Frustration sparks in me. "What do you want me to say, Emma? That I'll walk away? Pretend this isn't happening? I can't do that."

"I want you to—" She stops, pressing her fingers to her temples. "I don't know. I don't know what I want. I just know that I can't let you take over my life the way my father took over my mother's."

And there it is. The core of her fear, laid bare.

I sit back, forcing myself to take a breath. To think instead of react. "I'm not trying to take over your life. I'm trying to be a partner in this."

"A partner with unlimited resources and the ability to solve every problem with a phone call." Her laugh is sharp. "That's not a partnership. That's a rescue operation, and I don't want to be rescued."

The server chooses that moment to appear, asking if we’d like to order dinner. I quickly wave her away. When I look back at Emma, she's staring at her water glass, her jaw tight.

"What do you want from me?" The question comes out quieter than I intend. "Tell me what you need, and I'll do it. But don't ask me to pretend I don't care about what happens to you and this baby."

"I need—" Her voice cracks. She takes a breath, tries again. "I need time to think. To figure out how to do this without losing everything I've worked for."

"Okay." I lean forward again, lowering my voice. "Take the time you need. But Emma, you need to understand something. I'm not going anywhere. This baby is mine, and I'm going to be involved in its life. That's not negotiable."

She looks up at me, and there's something in her expression that I can't quite read. Fear, yes. But also something that looks almost like hope. Like part of her wants to believe I mean it.

"You say that now," she says softly. "But when this gets messy—when my father explodes and your ex-wife finds out and everyone in both our lives has an opinion—you might change your mind."

"I won't."

"You don't know that."

"Yes," I say firmly, "I do. I've made a lot of mistakes in my life, Emma.

A lot of decisions I regret. But walking away from my responsibilities isn't one of them.

And this—" I gesture between us, "—you and this baby—you're not a mistake.

Whatever happened in Florence, however complicated this is, I don't regret it. "

Fresh tears well up in her eyes, and she looks away, blinking rapidly. "There’s something else I have to tell you. It's not just one." Her voice drops to barely a whisper. "The doctor said... it's twins."

The word hangs in the air between us.

"Twins," I repeat, because surely I misheard. Surely she didn't just say—

"Two babies." Emma's watching me now, her eyes wide and bright with unshed tears. "Due in January."

Two babies.

Two children who will need everything—stability, security, love, guidance. Two more chances to fail as a father the way I've failed Samantha.

Or two chances to finally get it right.

Looking at Emma's face—at the sheer terror mixed with something that looks like desperate hope—I realize I have a choice to make.

I can panic.
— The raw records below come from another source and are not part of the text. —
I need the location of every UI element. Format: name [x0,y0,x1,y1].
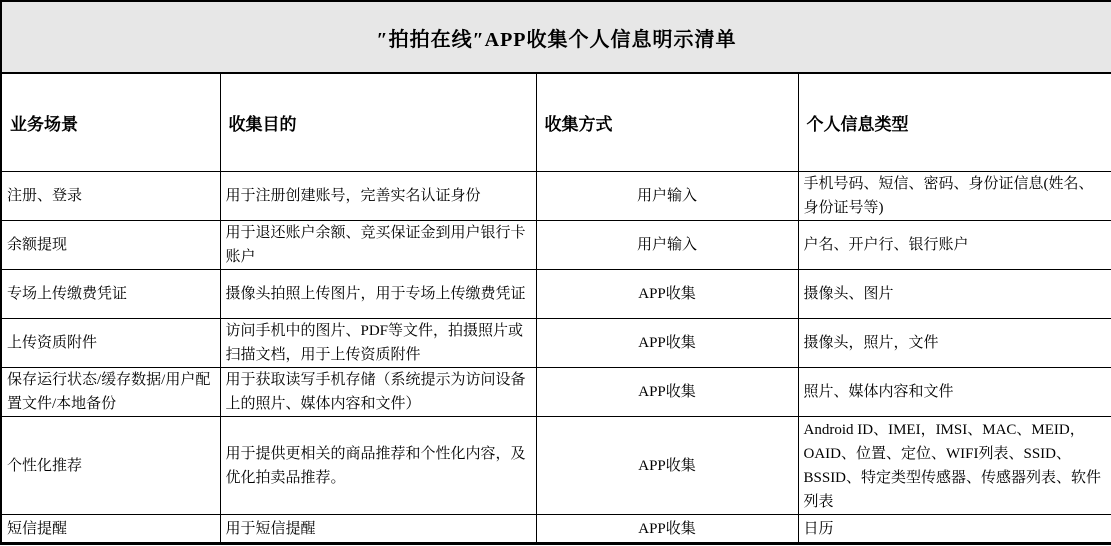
cell-purpose: 用于短信提醒 [220,515,536,544]
cell-purpose: 用于提供更相关的商品推荐和个性化内容，及优化拍卖品推荐。 [220,417,536,515]
table-row-upload-qualification [1,319,1111,368]
cell-types: 摄像头、图片 [798,270,1111,319]
title-row [1,1,1111,73]
cell-scene: 注册、登录 [1,172,220,221]
cell-purpose: 用于获取读写手机存储（系统提示为访问设备上的照片、媒体内容和文件） [220,368,536,417]
table-title: ″拍拍在线″APP收集个人信息明示清单 [1,1,1111,73]
table-row-upload-payment-voucher [1,270,1111,319]
cell-scene: 上传资质附件 [1,319,220,368]
cell-types: 日历 [798,515,1111,544]
cell-scene: 专场上传缴费凭证 [1,270,220,319]
cell-method: APP收集 [536,515,798,544]
cell-types: 摄像头，照片，文件 [798,319,1111,368]
cell-method: APP收集 [536,319,798,368]
column-header-collection-purpose: 收集目的 [220,73,536,172]
cell-method: APP收集 [536,270,798,319]
cell-method: 用户输入 [536,221,798,270]
cell-purpose: 用于注册创建账号，完善实名认证身份 [220,172,536,221]
table-row-register-login [1,172,1111,221]
cell-method: 用户输入 [536,172,798,221]
table-row-sms-reminder [1,515,1111,544]
column-header-business-scene: 业务场景 [1,73,220,172]
cell-scene: 个性化推荐 [1,417,220,515]
column-header-info-type: 个人信息类型 [798,73,1111,172]
cell-types: 照片、媒体内容和文件 [798,368,1111,417]
cell-scene: 余额提现 [1,221,220,270]
cell-scene: 保存运行状态/缓存数据/用户配置文件/本地备份 [1,368,220,417]
cell-purpose: 用于退还账户余额、竞买保证金到用户银行卡账户 [220,221,536,270]
table-row-balance-withdraw [1,221,1111,270]
table-row-personalized-recommendation [1,417,1111,515]
cell-types: Android ID、IMEI，IMSI、MAC、MEID， OAID、位置、定位、WIFI列表、SSID、BSSID、特定类型传感器、传感器列表、软件列表 [798,417,1111,515]
cell-purpose: 访问手机中的图片、PDF等文件，拍摄照片或扫描文档，用于上传资质附件 [220,319,536,368]
cell-purpose: 摄像头拍照上传图片，用于专场上传缴费凭证 [220,270,536,319]
cell-method: APP收集 [536,417,798,515]
cell-scene: 短信提醒 [1,515,220,544]
table-row-save-state-cache [1,368,1111,417]
cell-types: 户名、开户行、银行账户 [798,221,1111,270]
cell-method: APP收集 [536,368,798,417]
header-row [1,73,1111,172]
cell-types: 手机号码、短信、密码、身份证信息(姓名、身份证号等) [798,172,1111,221]
column-header-collection-method: 收集方式 [536,73,798,172]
Can retreat into the same patterns that destroyed my marriage, the same emotional distance that pushed my daughter away.

Or I can show up. Really show up, in all the messy, complicated ways this situation demands.

I reach across the table again, and this time when I take Emma's hand, my grip is steady. Sure.

"Okay," I say with as much confidence as I can muster up. "Twins. We're having twins."